Behind the scenes at Allegheny County’s ballot counting operation

The 80,000-foot warehouse in the North Side neighborhood where Allegheny County's mail-in and absentee ballots are being stored and waiting to be counted on Election Day.

Colm Slevin

The 80,000-foot warehouse in the North Side neighborhood where Allegheny County’s mail-in and absentee ballots are being stored and waiting to be counted on Election Day.

By Colm Slevin, Staff Writer

Beginning next Tuesday, an 80,000-foot warehouse in Pittsburgh’s North Side neighborhood will become a hub of activity as Allegheny County employees begin to count hundreds of thousands of mail-in and absentee ballots. According to the Allegheny County Elections website, more than 290,000 mail-in and absentee ballots have already been returned, out of more than 410,000 ballots requested.

Hundreds of workers will help count the ballots starting on Election Day. For the first shift alone, there will be 250 workers and as many as 100 observers. In Pennsylvania, state law prohibits counties from beginning to process mail-in ballots before 7 a.m. on Election Day, and because these ballots must be manually removed from their envelopes and verified as valid before they can be fed into tabulating machines, a final count likely won’t be completed on Nov. 3.
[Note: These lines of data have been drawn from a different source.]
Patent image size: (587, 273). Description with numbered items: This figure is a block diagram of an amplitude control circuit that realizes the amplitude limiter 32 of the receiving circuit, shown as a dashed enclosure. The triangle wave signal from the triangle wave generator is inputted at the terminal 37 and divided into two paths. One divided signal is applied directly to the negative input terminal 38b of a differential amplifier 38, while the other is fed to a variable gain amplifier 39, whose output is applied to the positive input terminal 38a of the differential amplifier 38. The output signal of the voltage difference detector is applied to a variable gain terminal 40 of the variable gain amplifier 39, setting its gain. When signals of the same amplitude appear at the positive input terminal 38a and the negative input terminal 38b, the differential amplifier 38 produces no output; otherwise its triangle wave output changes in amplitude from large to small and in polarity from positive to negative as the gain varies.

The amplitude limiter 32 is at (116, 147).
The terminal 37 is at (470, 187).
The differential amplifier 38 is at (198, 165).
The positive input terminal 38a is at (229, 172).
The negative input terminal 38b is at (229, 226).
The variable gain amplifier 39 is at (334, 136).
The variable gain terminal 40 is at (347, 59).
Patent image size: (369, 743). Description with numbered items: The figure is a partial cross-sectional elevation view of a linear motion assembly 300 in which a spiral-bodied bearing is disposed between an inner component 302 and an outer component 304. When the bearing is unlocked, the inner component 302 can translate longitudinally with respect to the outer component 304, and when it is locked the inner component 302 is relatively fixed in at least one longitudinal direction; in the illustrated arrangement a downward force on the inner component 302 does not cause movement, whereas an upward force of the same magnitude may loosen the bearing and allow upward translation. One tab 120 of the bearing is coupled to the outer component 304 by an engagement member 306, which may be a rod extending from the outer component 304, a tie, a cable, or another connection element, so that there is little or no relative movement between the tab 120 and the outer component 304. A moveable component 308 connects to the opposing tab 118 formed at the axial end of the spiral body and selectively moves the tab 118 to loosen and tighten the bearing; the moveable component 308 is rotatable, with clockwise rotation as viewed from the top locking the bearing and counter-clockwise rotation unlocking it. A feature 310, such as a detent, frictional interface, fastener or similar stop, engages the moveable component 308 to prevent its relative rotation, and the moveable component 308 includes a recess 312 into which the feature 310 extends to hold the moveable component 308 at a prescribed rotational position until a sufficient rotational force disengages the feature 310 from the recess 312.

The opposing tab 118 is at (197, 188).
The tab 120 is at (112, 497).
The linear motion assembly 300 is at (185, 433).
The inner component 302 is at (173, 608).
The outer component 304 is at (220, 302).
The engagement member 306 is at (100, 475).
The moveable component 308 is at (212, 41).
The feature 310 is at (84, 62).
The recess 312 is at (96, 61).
The U. S. Supreme Court ruled last Monday that Pennsylvania, for now, can count mail-in ballots received up to three days after Nov. 3, rejecting a Republican-led lawsuit. The justices upheld a state Supreme Court ruling that required county election officials to receive and count mail-in ballots that arrive by 5 p.m. on Nov. 6, even if they don’t have a clear postmark, as long as there is no proof a voter mailed their ballot after the polls closed. Three justices hinted that the court may return to the case after the election, which could lead to some ballots being thrown out.
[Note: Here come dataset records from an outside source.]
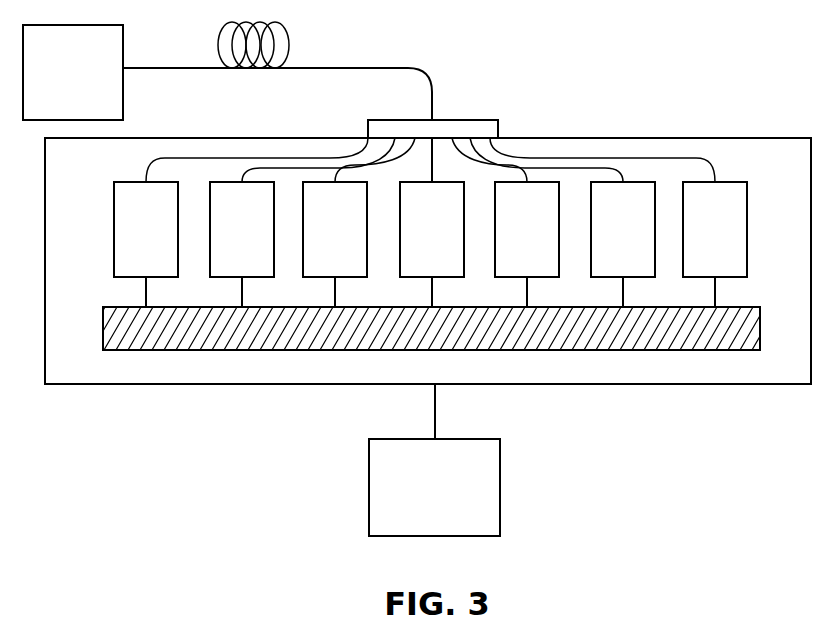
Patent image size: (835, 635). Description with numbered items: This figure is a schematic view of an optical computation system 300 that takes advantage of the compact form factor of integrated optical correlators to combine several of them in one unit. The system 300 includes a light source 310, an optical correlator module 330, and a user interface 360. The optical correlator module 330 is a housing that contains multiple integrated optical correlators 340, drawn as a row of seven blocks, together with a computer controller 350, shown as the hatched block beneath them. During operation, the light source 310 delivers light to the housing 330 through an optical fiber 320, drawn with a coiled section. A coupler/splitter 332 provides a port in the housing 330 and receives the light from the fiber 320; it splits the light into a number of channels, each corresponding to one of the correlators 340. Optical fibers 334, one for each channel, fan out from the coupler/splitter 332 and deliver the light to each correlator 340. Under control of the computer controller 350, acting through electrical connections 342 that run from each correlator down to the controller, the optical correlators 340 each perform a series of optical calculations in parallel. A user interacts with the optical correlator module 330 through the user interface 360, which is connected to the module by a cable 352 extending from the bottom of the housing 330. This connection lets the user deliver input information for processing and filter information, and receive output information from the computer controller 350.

The optical computation system 300 is at (702, 80).
The light source 310 is at (53, 82).
The optical fiber 320 is at (388, 66).
The optical correlator module 330 is at (758, 137).
The coupler/splitter 332 is at (476, 119).
The optical fibers 334 is at (592, 156).
The integrated optical correlators 340 is at (126, 246).
The electrical connections 342 is at (717, 293).
The computer controller 350 is at (670, 351).
The cable 352 is at (436, 415).
The user interface 360 is at (415, 499).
Pennsylvania is one of the most important swing states in the country, with FiveThirtyEight’s presidential race forecast giving President Donald Trump an 84% chance of winning the presidency if he carries the state, and Biden a 96% chance of winning if the state flips blue. With poll averages showing Biden leading Trump by about 5% in Pennsylvania, the race for the state’s electoral votes is likely to be tight.